JamesM914 Wrote:ManhattanPrepLSAT1 Wrote:This argument's conclusion challenges the notion that the soot causes a certain ailment. Why? Well there are other air pollutants that are in the atmosphere as well. This argument attempts to refute a causal relationship by providing potential alternative causes.
Answer choice (C) works to undermine the argument by providing an example where the ailment and the soot are present, but the other pollutants are not. This challenges the notion that the alternative cause suggested by the argument (other pollutants) could actually be the cause, thereby strengthening the possibility that soot is the cause.
Incorrect Answers
(A) strengthens the argument that the soot is not the cause.
(B) is out of scope. This answer is expressed as a conditional "if/then" and since we know the "if" part is not true, this relationship doesn't apply. It would take negating the logic of this answer to undermine the argument, but negated logic is not valid.
(D) is too weak. This leaves open the possibility that soot is one of the causally contributing factors.
(E) strengthens the argument by continuing to bring in other potential contributing factors of the ailment.
#officialexplanation
Hmmm no offense but your explanation of why B is wrong doesn't seem right to me. The "if" part could definitely be true. You can't say for sure that it's not true.
Hopefully my below thoughts might help explain why Answer B would need to be false. I am not an LSAT Expert though....
Answer B states, "If the ailment rarely occurs except in cities in which there are large amounts of soot in the air,..."
A premise in the Passage states, "A positive correlation has been found between the amount of soot in the atmosphere of cities and the frequency of a certain ailment among those cities' populations."
What difference do you see here? Answer B's "if" part is going against the premise.
The passage's premise gave us no specification as to how much soot needs to exist in an atmosphere for the correlation to be true (could be large amounts or small amounts).
Answer B is feeding us a contaminated reading of passage. It tries to trick us to interpret the SUFFICIENT scenario the author discusses (yes, Large amounts of soot would correlate with large amounts of the ailment) as a NECESSARY scenario.
Answer B's "if" statement cannot be reasonable true if the premise is also still to be true.

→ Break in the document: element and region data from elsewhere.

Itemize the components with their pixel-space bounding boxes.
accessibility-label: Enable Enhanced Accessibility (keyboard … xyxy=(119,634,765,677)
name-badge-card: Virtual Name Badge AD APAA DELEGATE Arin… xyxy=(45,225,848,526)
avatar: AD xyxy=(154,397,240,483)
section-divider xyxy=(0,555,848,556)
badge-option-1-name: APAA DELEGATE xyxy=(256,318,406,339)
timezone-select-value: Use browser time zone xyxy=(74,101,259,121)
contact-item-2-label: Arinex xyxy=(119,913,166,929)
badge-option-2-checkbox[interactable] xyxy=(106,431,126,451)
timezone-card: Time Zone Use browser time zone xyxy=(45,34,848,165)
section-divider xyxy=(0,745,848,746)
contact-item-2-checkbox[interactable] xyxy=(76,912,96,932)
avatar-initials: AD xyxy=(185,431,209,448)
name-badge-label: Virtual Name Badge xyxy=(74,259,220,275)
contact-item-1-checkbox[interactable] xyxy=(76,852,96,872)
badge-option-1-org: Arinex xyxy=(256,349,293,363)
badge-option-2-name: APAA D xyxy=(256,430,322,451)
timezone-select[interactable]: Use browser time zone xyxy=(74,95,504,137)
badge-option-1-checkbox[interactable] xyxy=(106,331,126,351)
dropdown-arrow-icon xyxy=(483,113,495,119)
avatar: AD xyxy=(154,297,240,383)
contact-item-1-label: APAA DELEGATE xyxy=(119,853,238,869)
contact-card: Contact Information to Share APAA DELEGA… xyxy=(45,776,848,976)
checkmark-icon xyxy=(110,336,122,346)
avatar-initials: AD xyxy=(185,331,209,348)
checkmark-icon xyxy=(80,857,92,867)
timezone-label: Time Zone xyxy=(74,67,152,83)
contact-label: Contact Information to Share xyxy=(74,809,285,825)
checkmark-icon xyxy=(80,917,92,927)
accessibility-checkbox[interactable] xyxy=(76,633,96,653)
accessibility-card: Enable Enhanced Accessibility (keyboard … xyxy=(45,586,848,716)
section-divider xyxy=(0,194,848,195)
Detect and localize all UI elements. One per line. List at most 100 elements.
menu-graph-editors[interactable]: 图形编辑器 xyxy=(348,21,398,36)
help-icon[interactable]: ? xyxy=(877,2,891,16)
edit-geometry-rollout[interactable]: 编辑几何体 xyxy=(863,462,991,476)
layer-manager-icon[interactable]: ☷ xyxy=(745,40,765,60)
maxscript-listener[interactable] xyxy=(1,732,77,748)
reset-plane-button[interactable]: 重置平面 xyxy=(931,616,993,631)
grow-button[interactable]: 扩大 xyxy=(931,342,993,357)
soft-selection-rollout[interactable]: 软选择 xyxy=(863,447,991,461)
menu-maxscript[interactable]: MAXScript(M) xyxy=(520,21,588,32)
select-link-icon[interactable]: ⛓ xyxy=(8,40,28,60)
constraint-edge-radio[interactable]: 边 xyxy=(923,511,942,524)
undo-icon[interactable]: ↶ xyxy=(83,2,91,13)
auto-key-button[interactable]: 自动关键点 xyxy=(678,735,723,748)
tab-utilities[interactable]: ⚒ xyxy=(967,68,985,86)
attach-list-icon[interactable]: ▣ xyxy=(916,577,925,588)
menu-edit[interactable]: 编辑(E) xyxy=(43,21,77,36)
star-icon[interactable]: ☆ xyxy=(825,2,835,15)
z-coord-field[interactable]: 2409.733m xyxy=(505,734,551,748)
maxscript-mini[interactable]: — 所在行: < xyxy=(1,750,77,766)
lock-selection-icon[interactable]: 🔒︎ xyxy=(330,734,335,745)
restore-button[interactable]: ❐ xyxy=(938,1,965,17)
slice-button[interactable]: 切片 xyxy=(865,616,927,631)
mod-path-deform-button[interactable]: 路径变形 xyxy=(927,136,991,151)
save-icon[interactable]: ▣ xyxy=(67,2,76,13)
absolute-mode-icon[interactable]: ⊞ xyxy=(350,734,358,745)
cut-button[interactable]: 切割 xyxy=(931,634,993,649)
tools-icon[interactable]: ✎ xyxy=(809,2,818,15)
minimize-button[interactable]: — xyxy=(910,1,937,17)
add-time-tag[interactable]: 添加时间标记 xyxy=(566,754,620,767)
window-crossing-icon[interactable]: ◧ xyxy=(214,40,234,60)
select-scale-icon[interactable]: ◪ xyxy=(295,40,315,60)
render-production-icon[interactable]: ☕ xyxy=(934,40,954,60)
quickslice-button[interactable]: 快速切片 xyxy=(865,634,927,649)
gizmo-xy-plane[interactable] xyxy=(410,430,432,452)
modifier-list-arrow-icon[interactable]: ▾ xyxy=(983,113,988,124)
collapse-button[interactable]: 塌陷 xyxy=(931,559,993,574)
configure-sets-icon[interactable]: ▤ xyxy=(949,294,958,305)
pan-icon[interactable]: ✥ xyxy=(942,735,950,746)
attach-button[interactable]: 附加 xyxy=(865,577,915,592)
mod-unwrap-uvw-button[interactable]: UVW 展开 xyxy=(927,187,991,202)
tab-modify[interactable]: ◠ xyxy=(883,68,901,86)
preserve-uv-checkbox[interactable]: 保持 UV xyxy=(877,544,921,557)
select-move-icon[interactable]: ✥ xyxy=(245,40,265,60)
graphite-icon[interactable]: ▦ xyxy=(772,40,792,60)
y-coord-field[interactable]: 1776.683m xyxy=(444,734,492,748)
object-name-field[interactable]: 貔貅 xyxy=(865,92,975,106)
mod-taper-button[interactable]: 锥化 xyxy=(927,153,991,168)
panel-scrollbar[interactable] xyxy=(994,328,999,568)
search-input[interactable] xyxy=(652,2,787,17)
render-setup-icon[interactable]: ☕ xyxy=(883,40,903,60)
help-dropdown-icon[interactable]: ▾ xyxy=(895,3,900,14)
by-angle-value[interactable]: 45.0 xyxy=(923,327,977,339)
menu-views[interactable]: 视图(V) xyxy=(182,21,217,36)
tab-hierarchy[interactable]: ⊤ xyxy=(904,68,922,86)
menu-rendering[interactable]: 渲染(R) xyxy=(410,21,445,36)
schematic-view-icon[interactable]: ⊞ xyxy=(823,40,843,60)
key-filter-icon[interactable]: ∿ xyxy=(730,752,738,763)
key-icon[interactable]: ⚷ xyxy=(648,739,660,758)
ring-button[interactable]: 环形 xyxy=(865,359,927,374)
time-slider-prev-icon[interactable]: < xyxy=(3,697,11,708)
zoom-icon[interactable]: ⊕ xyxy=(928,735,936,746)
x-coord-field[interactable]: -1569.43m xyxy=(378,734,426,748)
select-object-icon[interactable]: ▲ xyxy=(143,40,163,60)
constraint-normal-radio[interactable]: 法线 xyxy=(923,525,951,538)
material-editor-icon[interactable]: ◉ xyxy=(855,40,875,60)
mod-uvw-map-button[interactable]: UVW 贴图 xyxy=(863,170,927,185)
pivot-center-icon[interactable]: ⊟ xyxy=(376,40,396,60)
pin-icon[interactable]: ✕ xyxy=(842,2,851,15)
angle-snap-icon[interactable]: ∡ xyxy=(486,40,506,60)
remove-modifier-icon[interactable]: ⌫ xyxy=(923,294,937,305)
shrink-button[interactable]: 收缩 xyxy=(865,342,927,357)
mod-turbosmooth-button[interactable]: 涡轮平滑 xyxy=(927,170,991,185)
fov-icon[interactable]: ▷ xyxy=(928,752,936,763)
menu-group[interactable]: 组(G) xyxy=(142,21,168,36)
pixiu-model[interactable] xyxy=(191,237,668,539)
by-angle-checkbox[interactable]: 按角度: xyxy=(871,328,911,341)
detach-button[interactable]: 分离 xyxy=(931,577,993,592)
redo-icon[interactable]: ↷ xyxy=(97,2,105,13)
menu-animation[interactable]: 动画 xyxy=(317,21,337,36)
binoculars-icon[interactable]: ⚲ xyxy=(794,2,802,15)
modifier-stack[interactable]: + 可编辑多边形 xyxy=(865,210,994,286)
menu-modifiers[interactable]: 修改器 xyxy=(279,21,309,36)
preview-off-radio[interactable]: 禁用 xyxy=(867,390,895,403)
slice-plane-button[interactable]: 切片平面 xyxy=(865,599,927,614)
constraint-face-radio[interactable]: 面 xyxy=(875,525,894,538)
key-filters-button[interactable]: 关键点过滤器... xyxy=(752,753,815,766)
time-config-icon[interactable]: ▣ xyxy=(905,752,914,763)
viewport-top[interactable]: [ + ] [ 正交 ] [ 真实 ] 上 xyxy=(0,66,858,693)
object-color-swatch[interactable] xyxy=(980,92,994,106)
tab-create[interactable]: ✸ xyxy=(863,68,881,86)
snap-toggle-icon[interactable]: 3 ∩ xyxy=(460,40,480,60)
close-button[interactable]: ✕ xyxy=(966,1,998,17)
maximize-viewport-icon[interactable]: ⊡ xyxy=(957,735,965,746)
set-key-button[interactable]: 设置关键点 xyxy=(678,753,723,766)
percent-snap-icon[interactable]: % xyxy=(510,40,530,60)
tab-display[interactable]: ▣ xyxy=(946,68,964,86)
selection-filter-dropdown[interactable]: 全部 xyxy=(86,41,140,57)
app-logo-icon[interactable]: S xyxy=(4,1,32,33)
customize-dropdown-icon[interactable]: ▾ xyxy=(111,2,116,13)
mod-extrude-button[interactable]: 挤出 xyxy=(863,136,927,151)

An argument you could make, to have both Answer B and the premise's conditions be true, is that soot too rarely occurs except in cities where there are large amounts of the ailment. aaand that counteracts the other half of that answers: that soot is probably the cause of that ailment--because the truth condition (that soot is rare unless there are large amounts of the ailment) leads us to think otherwise.